O Brasil já tem a maior floresta tropical do mundo. Por que restaurar? Porque não focar apenas na conservação do que já existe?

Por que até em florestas o Brasil é heterogêneo. Somos a nona economia do mundo, mas temos índices de saneamento abaixo do septuagésimo. Temos uma das piores distribuições de renda do mundo. O Brasil é um país heterogêneo., tem muita água e muita floresta, mas onde há muita água e floresta, não coincidentemente não há muita gente. Onde as pessoas vivem, que são as grandes regiões metropolitanas, especialmente no Sul e Sudeste, as florestas são escassas. E embora as florestas distantes sejam muito importantes para a chuva, as florestas locais são aquelas responsáveis pela retenção de água nas próprias bacias. O fato de existir muitas florestas não significa que não é preciso plantar muitas florestas, porque essas florestas estão muito mal distribuídas, como infelizmente tudo no Brasil.
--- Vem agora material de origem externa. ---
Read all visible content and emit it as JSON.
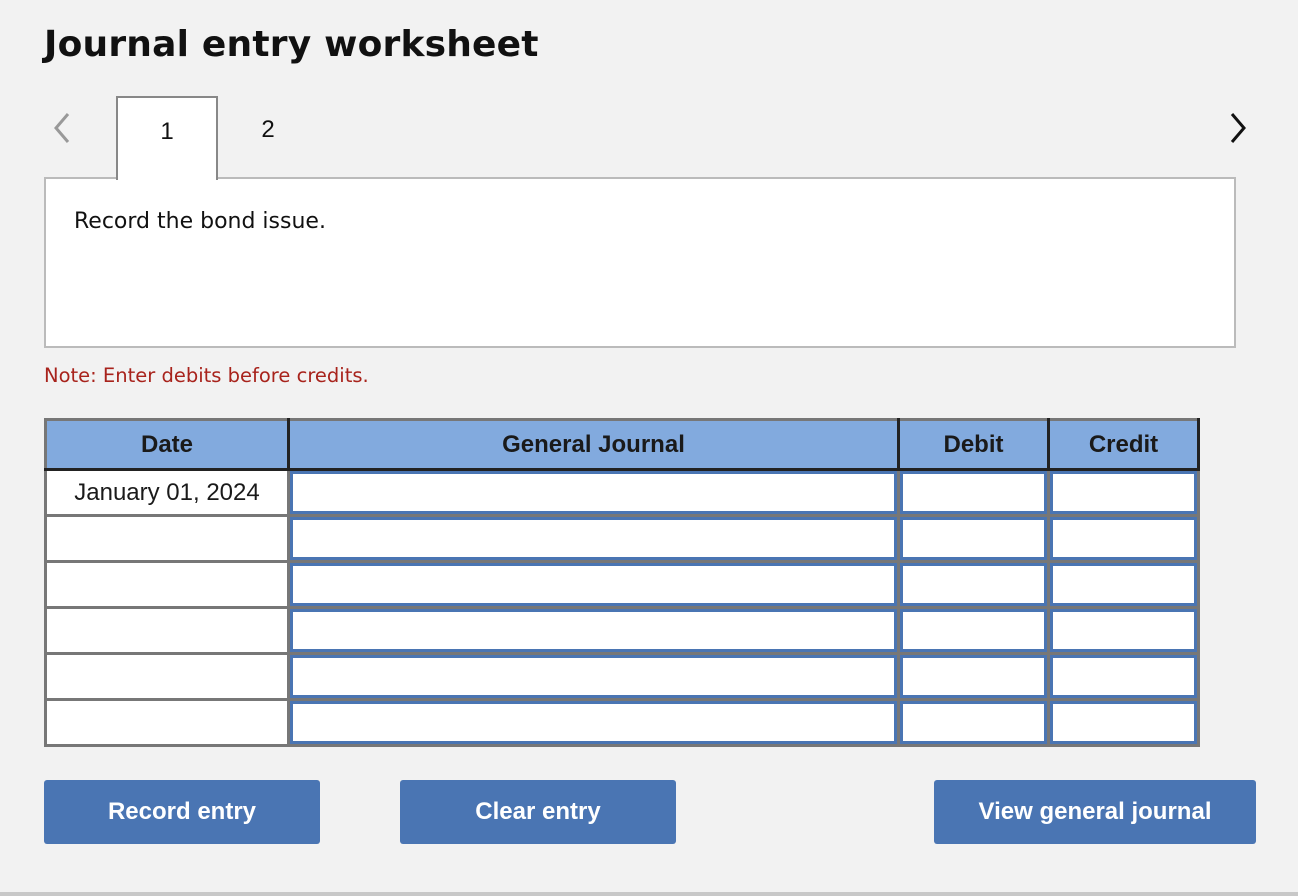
{
  "header": {
    "title": "Journal entry worksheet"
  },
  "navigation": {
    "prev_icon": "chevron-left-icon",
    "next_icon": "chevron-right-icon",
    "tabs": [
      {
        "label": "1",
        "active": true
      },
      {
        "label": "2",
        "active": false
      }
    ]
  },
  "prompt": {
    "text": "Record the bond issue."
  },
  "note": {
    "text": "Note: Enter debits before credits."
  },
  "journal_table": {
    "headers": {
      "date": "Date",
      "general_journal": "General Journal",
      "debit": "Debit",
      "credit": "Credit"
    },
    "rows": [
      {
        "date": "January 01, 2024",
        "account": "",
        "debit": "",
        "credit": ""
      },
      {
        "date": "",
        "account": "",
        "debit": "",
        "credit": ""
      },
      {
        "date": "",
        "account": "",
        "debit": "",
        "credit": ""
      },
      {
        "date": "",
        "account": "",
        "debit": "",
        "credit": ""
      },
      {
        "date": "",
        "account": "",
        "debit": "",
        "credit": ""
      },
      {
        "date": "",
        "account": "",
        "debit": "",
        "credit": ""
      }
    ]
  },
  "buttons": {
    "record": "Record entry",
    "clear": "Clear entry",
    "view": "View general journal"
  },
  "colors": {
    "accent": "#4a75b3",
    "header_bg": "#82aade",
    "note": "#a8231c",
    "page_bg": "#f2f2f2"
  }
}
Como o seu trabalho no WRI Brasil pode contribuir para enfrentar os desafios atuais?

Fico muito feliz de trabalhar no WRI porque aqui temos uma diferença muito grande de outras ONGs: somos um instituto de pesquisa com muita robustez. A reputação do WRI e a qualidade da pesquisa é a maneira com que o WRI consegue contribuir para todas essas questões ambientais, fornecendo para tomadores de decisão subsídios muito bem respaldados em estudos técnicos e científicos de qualidade e responsabilidade. Esse é o papel fundamental. Nós não competimos com outras ONGs porque nosso papel é o da pesquisa com qualidade. Essa é a nossa contribuição.